Addendum—The Widow's Mite and the Commandments of the Gospel

In the last post we discussed how what we do to the least of Jesus' brethren is reckoned by Jesus as being done to Jesus himself. But how does Jesus reckon what we have done? When Jesus was in the Treasury of the Temple, he observed a widow putting two small coins into the Treasury. He remarked that she had put in more than the others, who had put in many more coins out of their abundance, because she had put in her whole living. It is the disposition of the person that counts. God doesn't count the coins that you have given to the poor man; he looks at your heart, at what it cost you to give those coins. A small offering from the heart weighs more with God than a big gift with arrogance or pride.

In the Sermon on the Mount, Jesus says that many will come to him in the Day of the Last Judgement and say, 'Did we not do many great works in your name?' And he will reply, 'I never knew you.
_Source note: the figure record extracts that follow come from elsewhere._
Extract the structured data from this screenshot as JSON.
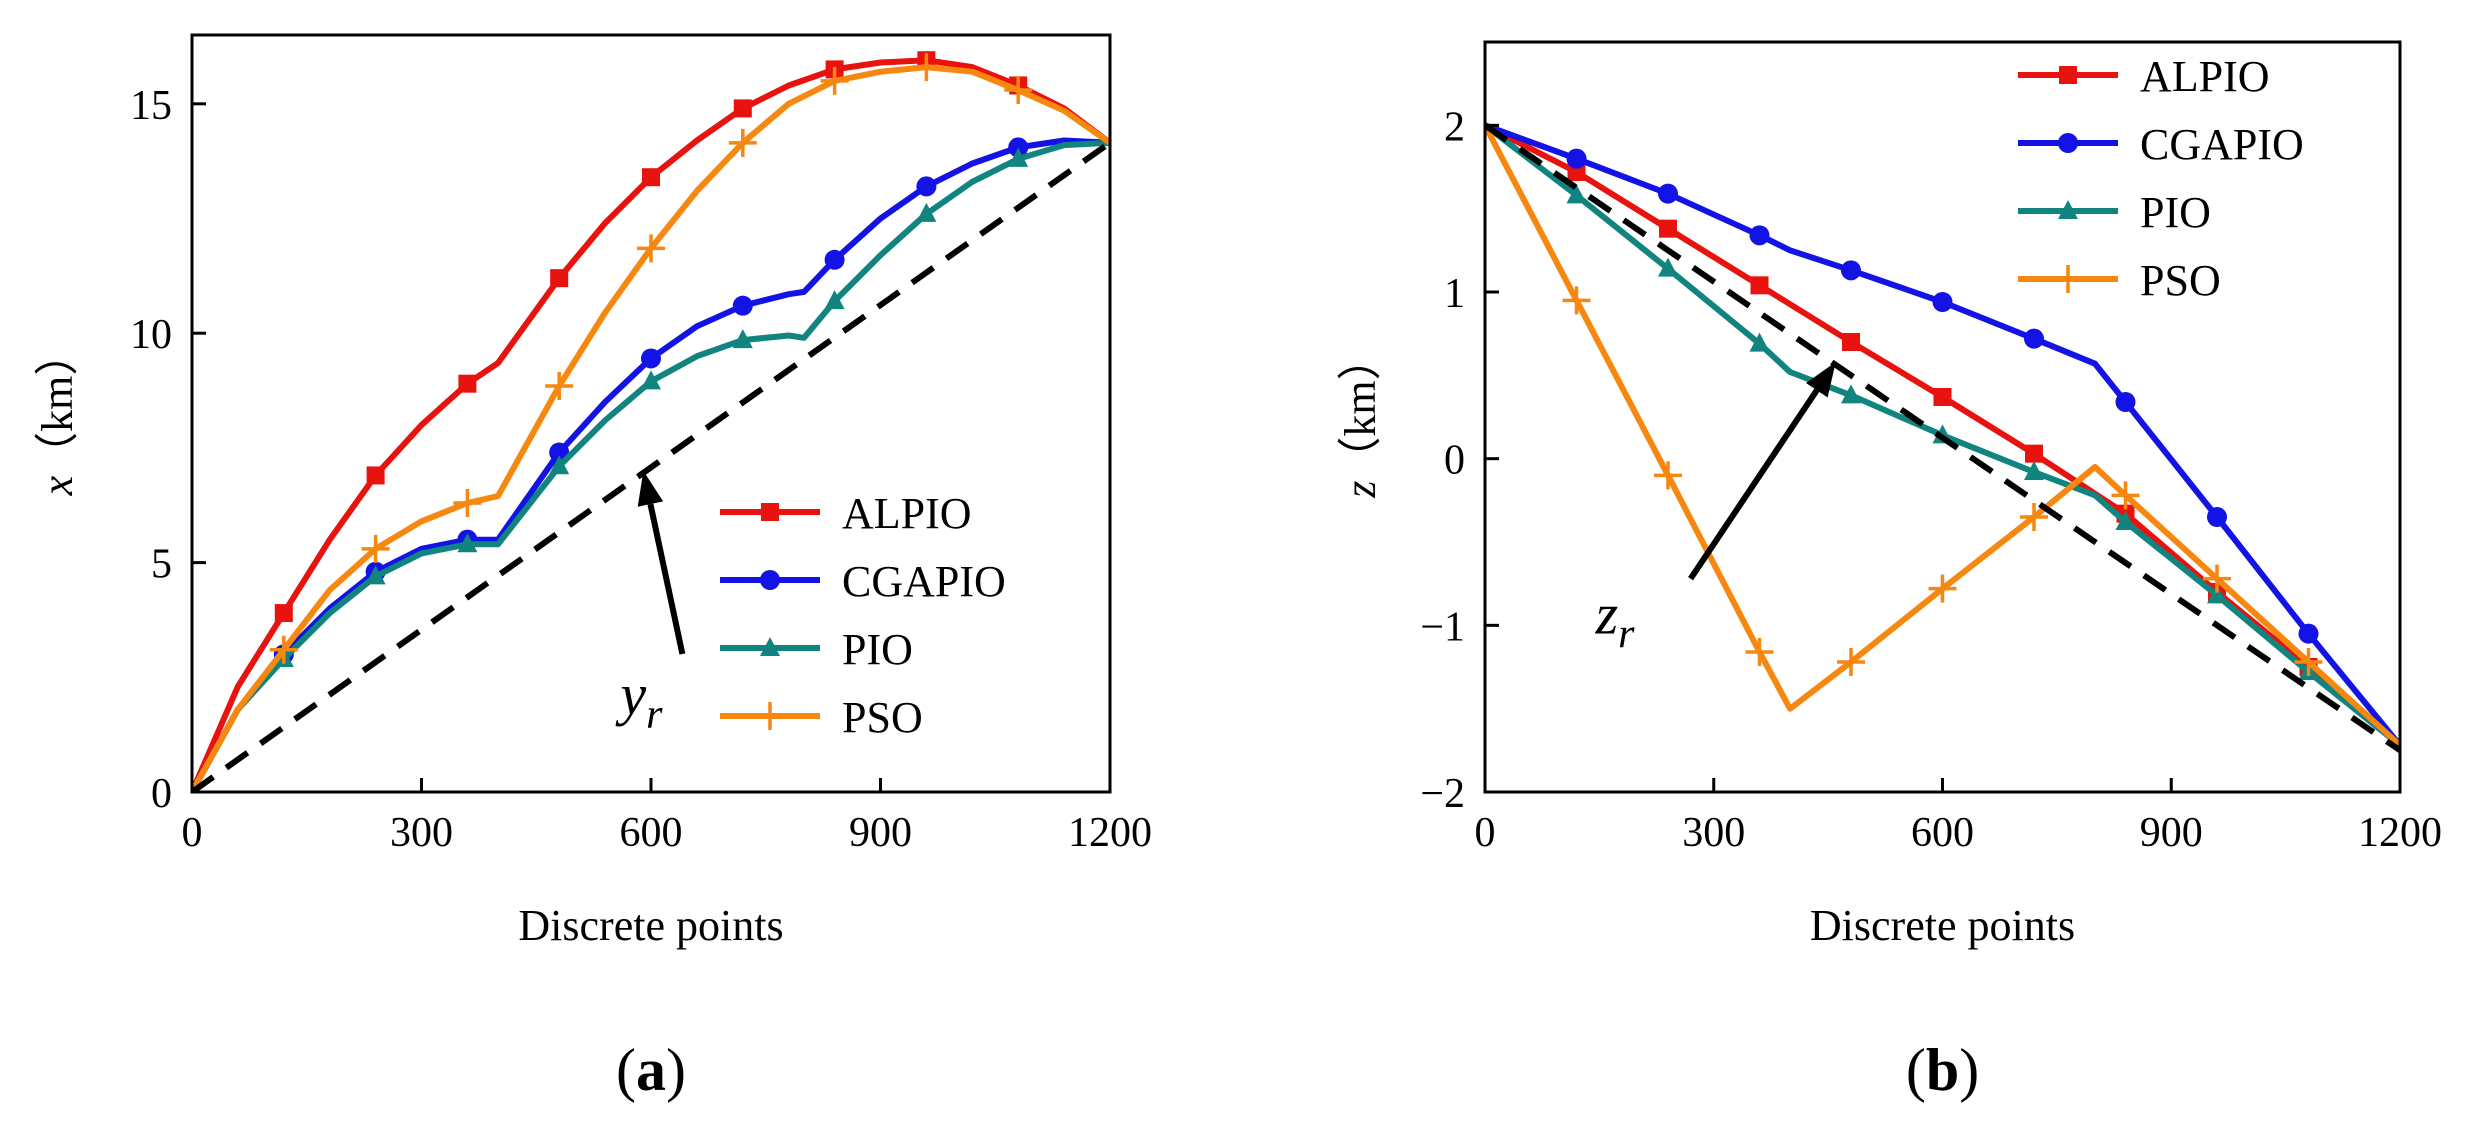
{
  "colors": {
    "ALPIO": "#e8120f",
    "CGAPIO": "#1313e6",
    "PIO": "#128480",
    "PSO": "#f6870f",
    "reference": "#000000"
  },
  "chart_data": [
    {
      "panel": "a",
      "panel_label": "(a)",
      "type": "line",
      "xlabel": "Discrete points",
      "ylabel_var": "x",
      "ylabel_unit": "（km）",
      "xlim": [
        0,
        1200
      ],
      "ylim": [
        0,
        16.5
      ],
      "xticks": [
        0,
        300,
        600,
        900,
        1200
      ],
      "yticks": [
        0,
        5,
        10,
        15
      ],
      "legend_position": "lower-right",
      "annotation": {
        "base": "y",
        "sub": "r",
        "arrow_to": [
          590,
          7.0
        ],
        "text_at": [
          560,
          1.7
        ]
      },
      "series": [
        {
          "name": "ALPIO",
          "x": [
            0,
            60,
            120,
            180,
            240,
            300,
            360,
            400,
            480,
            540,
            600,
            660,
            720,
            780,
            840,
            900,
            960,
            1020,
            1080,
            1140,
            1200
          ],
          "y": [
            0,
            2.3,
            3.9,
            5.5,
            6.9,
            8.0,
            8.9,
            9.35,
            11.2,
            12.4,
            13.4,
            14.2,
            14.9,
            15.4,
            15.75,
            15.9,
            15.95,
            15.8,
            15.4,
            14.9,
            14.15
          ],
          "marker_x": [
            120,
            240,
            360,
            480,
            600,
            720,
            840,
            960,
            1080
          ]
        },
        {
          "name": "CGAPIO",
          "x": [
            0,
            60,
            120,
            180,
            240,
            300,
            360,
            400,
            480,
            540,
            600,
            660,
            720,
            780,
            800,
            840,
            900,
            960,
            1020,
            1080,
            1140,
            1200
          ],
          "y": [
            0,
            1.8,
            3.0,
            4.0,
            4.8,
            5.3,
            5.5,
            5.5,
            7.4,
            8.5,
            9.45,
            10.15,
            10.6,
            10.85,
            10.9,
            11.6,
            12.5,
            13.2,
            13.7,
            14.05,
            14.2,
            14.15
          ],
          "marker_x": [
            120,
            240,
            360,
            480,
            600,
            720,
            840,
            960,
            1080
          ]
        },
        {
          "name": "PIO",
          "x": [
            0,
            60,
            120,
            180,
            240,
            300,
            360,
            400,
            480,
            540,
            600,
            660,
            720,
            780,
            800,
            840,
            900,
            960,
            1020,
            1080,
            1140,
            1200
          ],
          "y": [
            0,
            1.8,
            2.9,
            3.9,
            4.7,
            5.2,
            5.4,
            5.4,
            7.1,
            8.1,
            8.95,
            9.5,
            9.85,
            9.95,
            9.9,
            10.7,
            11.7,
            12.6,
            13.3,
            13.8,
            14.1,
            14.15
          ],
          "marker_x": [
            120,
            240,
            360,
            480,
            600,
            720,
            840,
            960,
            1080
          ]
        },
        {
          "name": "PSO",
          "x": [
            0,
            60,
            120,
            180,
            240,
            300,
            360,
            400,
            480,
            540,
            600,
            660,
            720,
            780,
            840,
            900,
            960,
            1020,
            1080,
            1140,
            1200
          ],
          "y": [
            0,
            1.8,
            3.1,
            4.4,
            5.3,
            5.9,
            6.3,
            6.45,
            8.85,
            10.45,
            11.85,
            13.1,
            14.15,
            15.0,
            15.5,
            15.7,
            15.8,
            15.7,
            15.3,
            14.85,
            14.15
          ],
          "marker_x": [
            120,
            240,
            360,
            480,
            600,
            720,
            840,
            960,
            1080
          ]
        },
        {
          "name": "reference",
          "x": [
            0,
            1200
          ],
          "y": [
            0,
            14.15
          ],
          "marker_x": []
        }
      ]
    },
    {
      "panel": "b",
      "panel_label": "(b)",
      "type": "line",
      "xlabel": "Discrete points",
      "ylabel_var": "z",
      "ylabel_unit": "（km）",
      "xlim": [
        0,
        1200
      ],
      "ylim": [
        -2,
        2.5
      ],
      "xticks": [
        0,
        300,
        600,
        900,
        1200
      ],
      "yticks": [
        -2,
        -1,
        0,
        1,
        2
      ],
      "legend_position": "top-right",
      "annotation": {
        "base": "z",
        "sub": "r",
        "arrow_to": [
          460,
          0.58
        ],
        "text_at": [
          145,
          -1.05
        ]
      },
      "series": [
        {
          "name": "ALPIO",
          "x": [
            0,
            120,
            240,
            360,
            480,
            600,
            720,
            840,
            960,
            1080,
            1200
          ],
          "y": [
            2.0,
            1.72,
            1.38,
            1.04,
            0.7,
            0.37,
            0.03,
            -0.33,
            -0.8,
            -1.25,
            -1.72
          ],
          "marker_x": [
            120,
            240,
            360,
            480,
            600,
            720,
            840,
            960,
            1080
          ]
        },
        {
          "name": "CGAPIO",
          "x": [
            0,
            120,
            240,
            360,
            400,
            480,
            600,
            720,
            800,
            840,
            960,
            1080,
            1200
          ],
          "y": [
            2.0,
            1.8,
            1.59,
            1.34,
            1.25,
            1.13,
            0.94,
            0.72,
            0.57,
            0.34,
            -0.35,
            -1.05,
            -1.72
          ],
          "marker_x": [
            120,
            240,
            360,
            480,
            600,
            720,
            840,
            960,
            1080
          ]
        },
        {
          "name": "PIO",
          "x": [
            0,
            120,
            240,
            360,
            400,
            480,
            600,
            720,
            800,
            840,
            960,
            1080,
            1200
          ],
          "y": [
            2.0,
            1.58,
            1.14,
            0.69,
            0.52,
            0.38,
            0.14,
            -0.08,
            -0.22,
            -0.38,
            -0.82,
            -1.28,
            -1.72
          ],
          "marker_x": [
            120,
            240,
            360,
            480,
            600,
            720,
            840,
            960,
            1080
          ]
        },
        {
          "name": "PSO",
          "x": [
            0,
            120,
            240,
            360,
            400,
            480,
            600,
            720,
            800,
            840,
            960,
            1080,
            1200
          ],
          "y": [
            2.0,
            0.95,
            -0.1,
            -1.16,
            -1.5,
            -1.22,
            -0.78,
            -0.35,
            -0.05,
            -0.22,
            -0.72,
            -1.22,
            -1.72
          ],
          "marker_x": [
            120,
            240,
            360,
            480,
            600,
            720,
            840,
            960,
            1080
          ]
        },
        {
          "name": "reference",
          "x": [
            0,
            1200
          ],
          "y": [
            2.0,
            -1.75
          ],
          "marker_x": []
        }
      ]
    }
  ]
}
Depart from me, workers of iniquity.'

Jesus continues in that place that he who does the will of his Father will enter the Kingdom of the Heavens, and that to do the will of his Father we must keep the commandments of the Gospel. It is he who keeps the commandments of the Gospel and teaches them to others who will be called great in the Kingdom of the Heavens. Here we see that it is not only our disposition but also our keeping of the commandments of the Gospel that enters into how Jesus reckons what we have done to him in doing what we do to the least of his brethren.